Abbas criticized Israel’s West Bank separation wall, which nearly encircles Bethlehem.

“Your holiness is fully aware of the situation in Jerusalem which is surrounded by an apartheid wall which forbids our people in the West Bank from reaching the Church of the Holy Sepulchre and the Al-Aqsa mosque,” Abbas said.

The pope was scheduled to visit an altar directly adjacent to the seperation wall that had been built in anticipation of his arrival. But the Vatican changed plans at the last minute to avoid controversy as Israel has asked that the altar be demolished.

Instead, the pope will visit a UN-run school opposite the wall.

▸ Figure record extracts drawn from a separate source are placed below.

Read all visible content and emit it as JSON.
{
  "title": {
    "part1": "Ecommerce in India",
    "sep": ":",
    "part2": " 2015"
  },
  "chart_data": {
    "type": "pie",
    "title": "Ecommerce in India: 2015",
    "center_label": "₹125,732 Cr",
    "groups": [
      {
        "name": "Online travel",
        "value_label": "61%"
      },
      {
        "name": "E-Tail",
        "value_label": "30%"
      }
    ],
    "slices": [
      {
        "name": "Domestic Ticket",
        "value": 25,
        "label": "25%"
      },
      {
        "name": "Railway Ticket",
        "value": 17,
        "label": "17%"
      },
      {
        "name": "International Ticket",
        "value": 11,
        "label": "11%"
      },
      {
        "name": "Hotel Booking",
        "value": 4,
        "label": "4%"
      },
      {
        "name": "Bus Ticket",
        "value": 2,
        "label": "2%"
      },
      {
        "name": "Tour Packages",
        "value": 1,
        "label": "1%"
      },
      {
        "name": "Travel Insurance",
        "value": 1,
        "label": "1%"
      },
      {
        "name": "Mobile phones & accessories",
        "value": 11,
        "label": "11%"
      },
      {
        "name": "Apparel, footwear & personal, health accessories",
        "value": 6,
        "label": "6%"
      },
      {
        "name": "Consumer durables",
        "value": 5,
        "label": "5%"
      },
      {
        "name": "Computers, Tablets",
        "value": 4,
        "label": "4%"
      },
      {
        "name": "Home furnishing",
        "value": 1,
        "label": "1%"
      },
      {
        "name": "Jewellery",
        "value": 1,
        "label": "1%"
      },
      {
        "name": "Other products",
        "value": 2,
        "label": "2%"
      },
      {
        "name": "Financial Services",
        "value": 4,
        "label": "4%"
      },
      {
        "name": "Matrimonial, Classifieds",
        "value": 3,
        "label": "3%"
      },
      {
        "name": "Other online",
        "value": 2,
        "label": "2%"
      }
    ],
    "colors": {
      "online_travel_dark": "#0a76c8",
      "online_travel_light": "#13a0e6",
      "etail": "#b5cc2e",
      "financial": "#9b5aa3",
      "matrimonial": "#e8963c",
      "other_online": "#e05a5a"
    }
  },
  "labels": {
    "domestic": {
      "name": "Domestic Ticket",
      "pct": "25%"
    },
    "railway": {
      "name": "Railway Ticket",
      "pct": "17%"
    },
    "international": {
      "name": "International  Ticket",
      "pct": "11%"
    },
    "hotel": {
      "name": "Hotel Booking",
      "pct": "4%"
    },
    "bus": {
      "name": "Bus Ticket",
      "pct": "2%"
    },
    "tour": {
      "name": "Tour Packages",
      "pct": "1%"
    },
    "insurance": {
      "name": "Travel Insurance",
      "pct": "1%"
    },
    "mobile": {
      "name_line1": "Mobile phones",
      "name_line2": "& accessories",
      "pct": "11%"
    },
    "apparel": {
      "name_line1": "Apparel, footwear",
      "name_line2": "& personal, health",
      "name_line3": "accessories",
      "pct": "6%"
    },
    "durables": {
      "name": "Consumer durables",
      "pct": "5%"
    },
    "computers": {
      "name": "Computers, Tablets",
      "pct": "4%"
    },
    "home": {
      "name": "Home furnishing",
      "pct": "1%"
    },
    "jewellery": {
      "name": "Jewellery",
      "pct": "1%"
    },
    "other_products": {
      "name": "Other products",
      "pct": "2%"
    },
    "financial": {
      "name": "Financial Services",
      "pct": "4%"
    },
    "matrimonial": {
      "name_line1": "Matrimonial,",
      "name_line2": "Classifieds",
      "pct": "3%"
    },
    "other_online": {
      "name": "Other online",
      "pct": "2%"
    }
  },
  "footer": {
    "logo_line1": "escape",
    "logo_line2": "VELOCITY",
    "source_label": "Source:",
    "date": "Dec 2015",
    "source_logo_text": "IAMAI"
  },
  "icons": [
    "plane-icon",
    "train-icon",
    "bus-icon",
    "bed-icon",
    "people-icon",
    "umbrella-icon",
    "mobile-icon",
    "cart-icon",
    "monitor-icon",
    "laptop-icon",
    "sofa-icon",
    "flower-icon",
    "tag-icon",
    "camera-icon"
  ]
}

The pope passed through the wall on his way into Bethlehem.

“He saw for himself firsthand what the wall means and what impact it can and does have for on the Palestinians in Jerusalem and Bethlehem,” Odeh reported.

“Many believe just that experience would lead the pope to have a very a strong statement on the wall, that it must be torn down as his predecessor John Paul II had advocated and as international law states.”

At an open-air mass, the pope appeared to refer to the wall when he called for “greater freedom of movement, especially with regard to contact between family members and access to holy places.”

While the Christian population of Bethlehem and Palestinian territories in general have decreased significantly in recent years, some hope the pope’s visit will prevent Christians from leaving the Holy Land.

Earlier during his trip, while in the Josaphat Valley, the pope said it was a “tragic reality” that so many Christians had left.

“In the Holy Land there is room for everyone,” he said.